JACQUEVILLE, IVORY COAST (AFP) – African governments typically hail the discovery of oil and gas as a blessing, but poor villagers in southern Ivory Coast are among those who say it can also be a curse.
On the petroleum-rich coastline of Jacqueville, about 100 kilometres from Ivory Coast’s economic hub of Abidjan, locals said they have yet to benefit from a decades-old bonanza.
Workers are busy setting down a third pipeline, cutting across farms and villages, to help bring gas from offshore rigs to power stations.
But in the village of Addah, found at the end of a bumpy, dusty road, people said they have yet to see any trickle-down from the boom and complain the whole issue is shrouded in secrecy.
“I don’t understand why a village that has an oil rig has no fire station and no secondary school, or why the hospitals don’t have supplies,” said Jean Biatchon N’Drin, 32.
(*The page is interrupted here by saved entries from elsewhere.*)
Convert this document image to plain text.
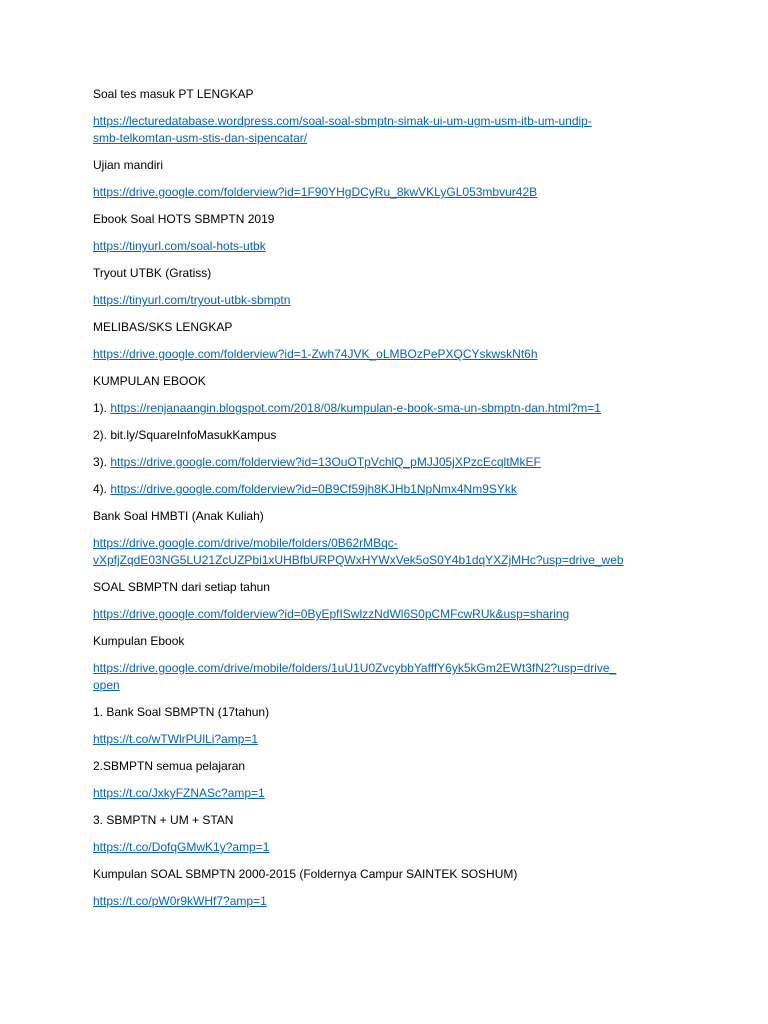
Soal tes masuk PT LENGKAP
https://lecturedatabase.wordpress.com/soal-soal-sbmptn-simak-ui-um-ugm-usm-itb-um-undip-
smb-telkomtan-usm-stis-dan-sipencatar/
Ujian mandiri
https://drive.google.com/folderview?id=1F90YHgDCyRu_8kwVKLyGL053mbvur42B
Ebook Soal HOTS SBMPTN 2019
https://tinyurl.com/soal-hots-utbk
Tryout UTBK (Gratiss)
https://tinyurl.com/tryout-utbk-sbmptn
MELIBAS/SKS LENGKAP
https://drive.google.com/folderview?id=1-Zwh74JVK_oLMBOzPePXQCYskwskNt6h
KUMPULAN EBOOK
1). https://renjanaangin.blogspot.com/2018/08/kumpulan-e-book-sma-un-sbmptn-dan.html?m=1
2). bit.ly/SquareInfoMasukKampus
3). https://drive.google.com/folderview?id=13OuOTpVchlQ_pMJJ05jXPzcEcqltMkEF
4). https://drive.google.com/folderview?id=0B9Cf59jh8KJHb1NpNmx4Nm9SYkk
Bank Soal HMBTI (Anak Kuliah)
https://drive.google.com/drive/mobile/folders/0B62rMBqc-
vXpfjZqdE03NG5LU21ZcUZPbi1xUHBfbURPQWxHYWxVek5oS0Y4b1dqYXZjMHc?usp=drive_web
SOAL SBMPTN dari setiap tahun
https://drive.google.com/folderview?id=0ByEpfISwlzzNdWl6S0pCMFcwRUk&usp=sharing
Kumpulan Ebook
https://drive.google.com/drive/mobile/folders/1uU1U0ZvcybbYafffY6yk5kGm2EWt3fN2?usp=drive_
open
1. Bank Soal SBMPTN (17tahun)
https://t.co/wTWlrPUlLi?amp=1
2.SBMPTN semua pelajaran
https://t.co/JxkyFZNASc?amp=1
3. SBMPTN + UM + STAN
https://t.co/DofqGMwK1y?amp=1
Kumpulan SOAL SBMPTN 2000-2015 (Foldernya Campur SAINTEK SOSHUM)
https://t.co/pW0r9kWHf7?amp=1
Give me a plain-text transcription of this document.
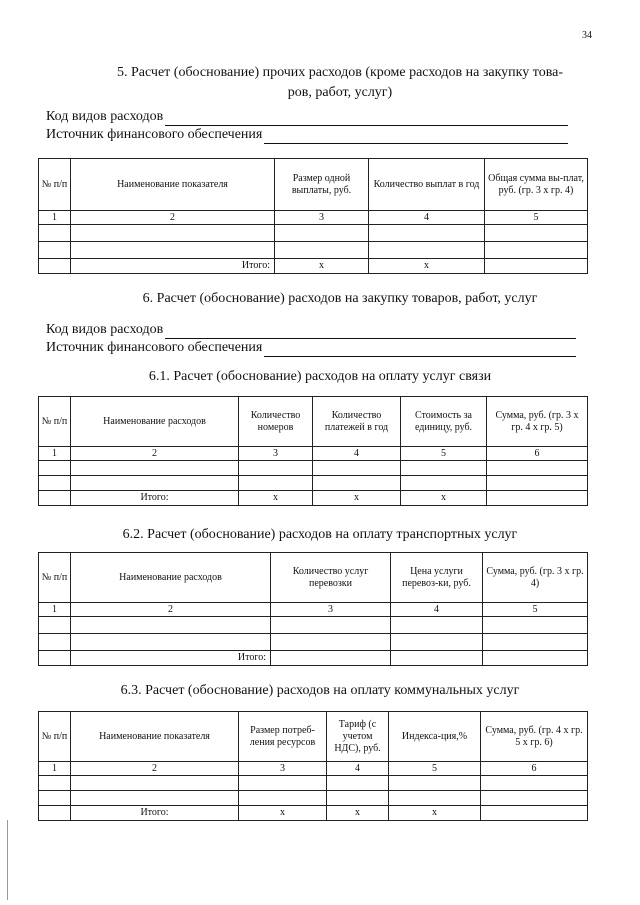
34
5. Расчет (обоснование) прочих расходов (кроме расходов на закупку това-
ров, работ, услуг)
Код видов расходов
Источник финансового обеспечения
№ п/п	Наименование показателя	Размер одной выплаты, руб.	Количество выплат в год	Общая сумма вы-плат, руб. (гр. 3 х гр. 4)
1	2	3	4	5

	Итого:	х	х	
6. Расчет (обоснование) расходов на закупку товаров, работ, услуг
Код видов расходов
Источник финансового обеспечения
6.1. Расчет (обоснование) расходов на оплату услуг связи
№ п/п	Наименование расходов	Количество номеров	Количество платежей в год	Стоимость за единицу, руб.	Сумма, руб. (гр. 3 х гр. 4 х гр. 5)
1	2	3	4	5	6

	Итого:	х	х	х	
6.2. Расчет (обоснование) расходов на оплату транспортных услуг
№ п/п	Наименование расходов	Количество услуг перевозки	Цена услуги перевоз-ки, руб.	Сумма, руб. (гр. 3 х гр. 4)
1	2	3	4	5

	Итого:			
6.3. Расчет (обоснование) расходов на оплату коммунальных услуг
№ п/п	Наименование показателя	Размер потреб-ления ресурсов	Тариф (с учетом НДС), руб.	Индекса-ция,%	Сумма, руб. (гр. 4 х гр. 5 х гр. 6)
1	2	3	4	5	6

	Итого:	х	х	х	
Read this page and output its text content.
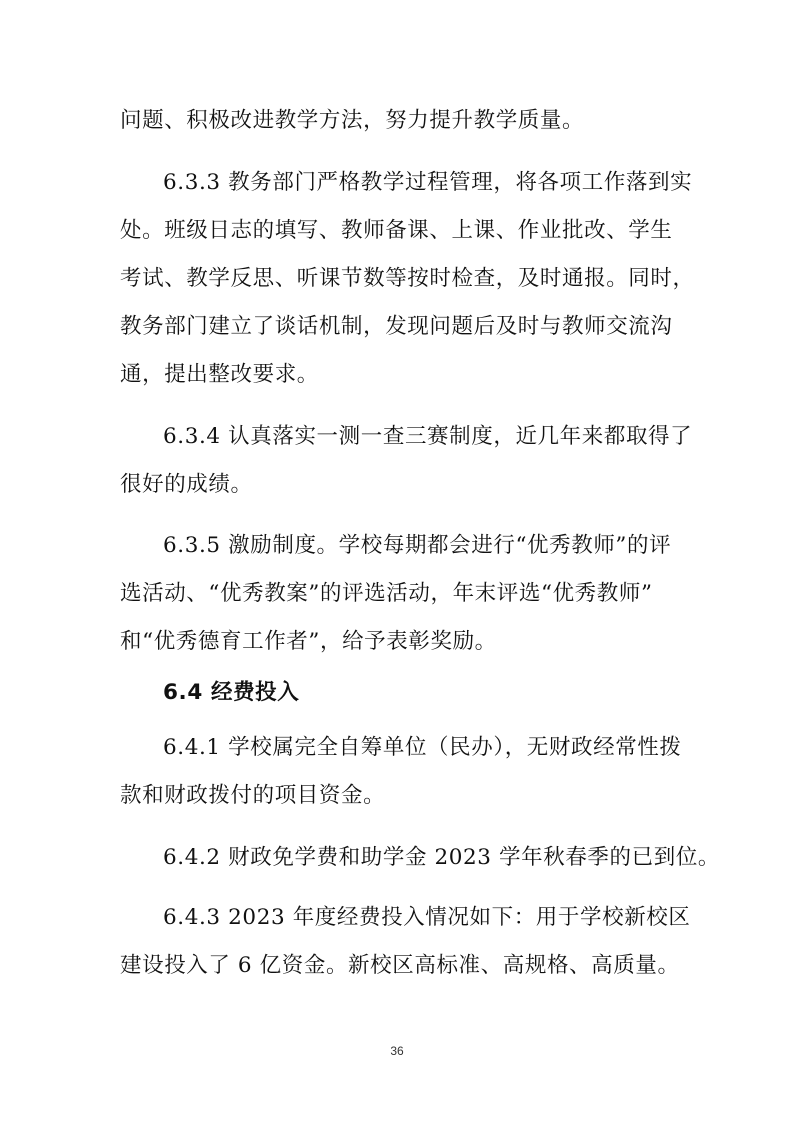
问题、积极改进教学方法，努力提升教学质量。
6.3.3 教务部门严格教学过程管理，将各项工作落到实
处。班级日志的填写、教师备课、上课、作业批改、学生
考试、教学反思、听课节数等按时检查，及时通报。同时，
教务部门建立了谈话机制，发现问题后及时与教师交流沟
通，提出整改要求。
6.3.4 认真落实一测一查三赛制度，近几年来都取得了
很好的成绩。
6.3.5 激励制度。学校每期都会进行“优秀教师”的评
选活动、“优秀教案”的评选活动，年末评选“优秀教师”
和“优秀德育工作者”，给予表彰奖励。
6.4 经费投入
6.4.1 学校属完全自筹单位（民办），无财政经常性拨
款和财政拨付的项目资金。
6.4.2 财政免学费和助学金 2023 学年秋春季的已到位。
6.4.3 2023 年度经费投入情况如下：用于学校新校区
建设投入了 6 亿资金。新校区高标准、高规格、高质量。
36
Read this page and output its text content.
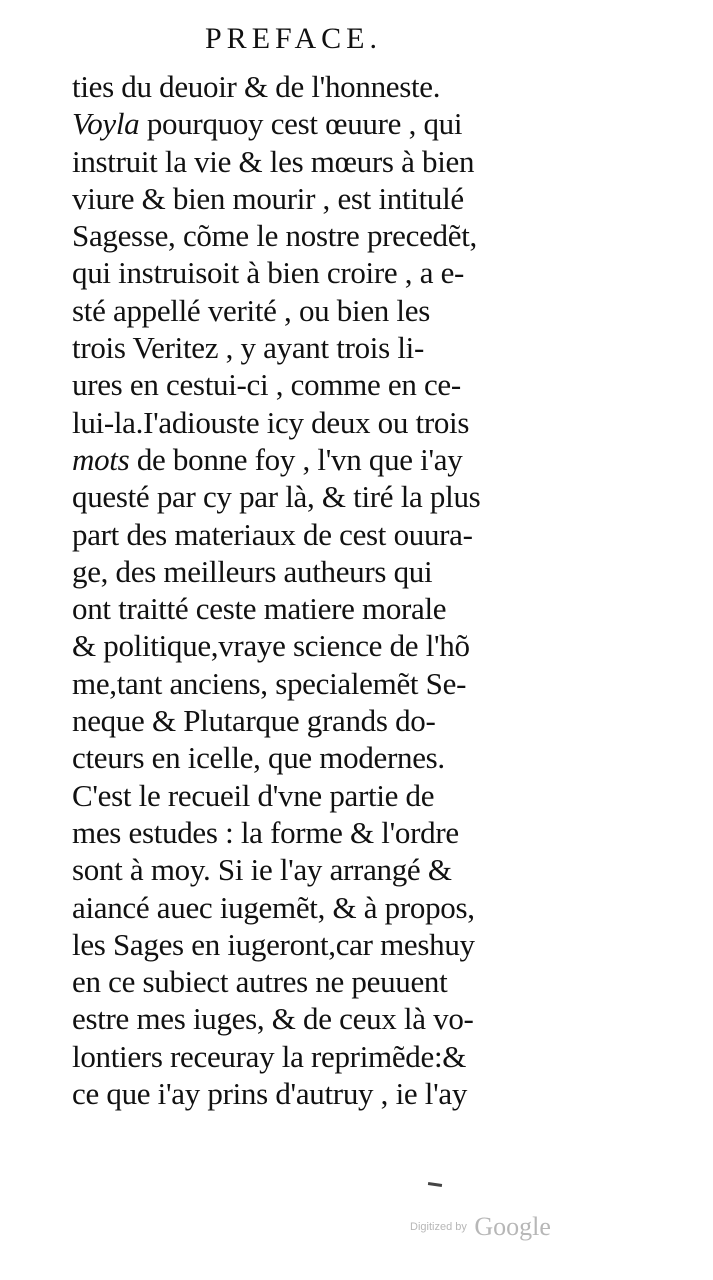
PREFACE.
ties du deuoir & de l'honneste.
Voyla pourquoy cest œuure , qui
instruit la vie & les mœurs à bien
viure & bien mourir , est intitulé
Sagesse, cõme le nostre precedẽt,
qui instruisoit à bien croire , a e-
sté appellé verité , ou bien les
trois Veritez , y ayant trois li-
ures en cestui-ci , comme en ce-
lui-la.I'adiouste icy deux ou trois
mots de bonne foy , l'vn que i'ay
questé par cy par là, & tiré la plus
part des materiaux de cest ouura-
ge, des meilleurs autheurs qui
ont traitté ceste matiere morale
& politique,vraye science de l'hõ
me,tant anciens, specialemẽt Se-
neque & Plutarque grands do-
cteurs en icelle, que modernes.
C'est le recueil d'vne partie de
mes estudes : la forme & l'ordre
sont à moy. Si ie l'ay arrangé &
aiancé auec iugemẽt, & à propos,
les Sages en iugeront,car meshuy
en ce subiect autres ne peuuent
estre mes iuges, & de ceux là vo-
lontiers receuray la reprimẽde:&
ce que i'ay prins d'autruy , ie l'ay
Digitized by Google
“We don’t see any benefit from oil on our lives. They have been extracting oil since I was born, and I live in poverty,” said Duval Nevry, 27.
“We feel that we have been abandoned – the state has forgotten us,” he said, gazing out to the rigs, visible from the village’s sandy slopes.
Fisherman Justin Dagry Yessoh said fishing yields had been hit by the oil and gas development.
“Fishing hasn’t been profitable since the pipelines came along,” he said.
ROLE OF STATE
Ivory Coast is the world’s biggest supplier of cacao, the precursor of chocolate, accounting for 40 per cent of the global market. But it remains just a small producer of oil, pumping out 36,000 barrels per day in 2019, from a field off Jacqueville exploited by several foreign majors.
In 2018, crude production was worth around CFA500 billion (USD890 million), according to a campaign group called the Extractive Industries Transparency Initiative (EITI).
Much flak has been directed at the Oil and Gas Council, an entity set up in 2008 gathering elected officials and members of the public to help development using petroleum revenue.
Its president Leon Lobo said the council had funded the construction of homes, clinics, water towers and schools, for an overall cost of CFA800 million.
But the council depended on the state for funding, he explained.
“We do not get money from the oil companies for our projects,” he said.
Jacqueville Senator Francis Lezou Bombro agreed that state control was a financial chokepoint.
“If you want to help the Jacqueville region (through the energy boom), everything has to go through the state – to the point that if the council wants to give a needle, it has to get state approval.”
Seeking to lure investment, Ivory Coast takes only a small cut of income from foreign majors.
Analysts said the government will be under pressure to demand a bigger share in the light of a recent announcement of a major discovery of offshore oil and gas.
‘SOCIAL TIME BOMB’
“The curse of oil happens when… tax receipts dry up, when the oil sector does not become integrated with the rest of the economy, and when resources derived from oil negatively impact the quality of governance and institutions,” said economist Jean Ette.
Ette, who is also spokesman for a local campaign group called Clean Jacqueville, warned that anger among young people was acute.
“We have to act quickly… to defuse the social time bomb,” he said.
Protests erupted in Jacqueville a number of years ago over perceived failures to benefit from the oil boom. Protestors erected barricades and burned tyres to block the construction of a pipeline.
Lobo, who is leaving the Oil and Gas Council after seven years to enter Parliament, where he was recently elected an MP with the governing majority, said he had faith in “negotiating” with oil companies rather than trying to strong-arm them.
“We will get the benefits of oil extraction by peaceful co-existence with the oil companies and placing our trust in the state,” he said. “Oil will not be a curse here.”
Senator Bombro, who is also a member of the governing majority, said, “The ideal thing would be to give Jacqueville a special status, with a special investment budget for the region.”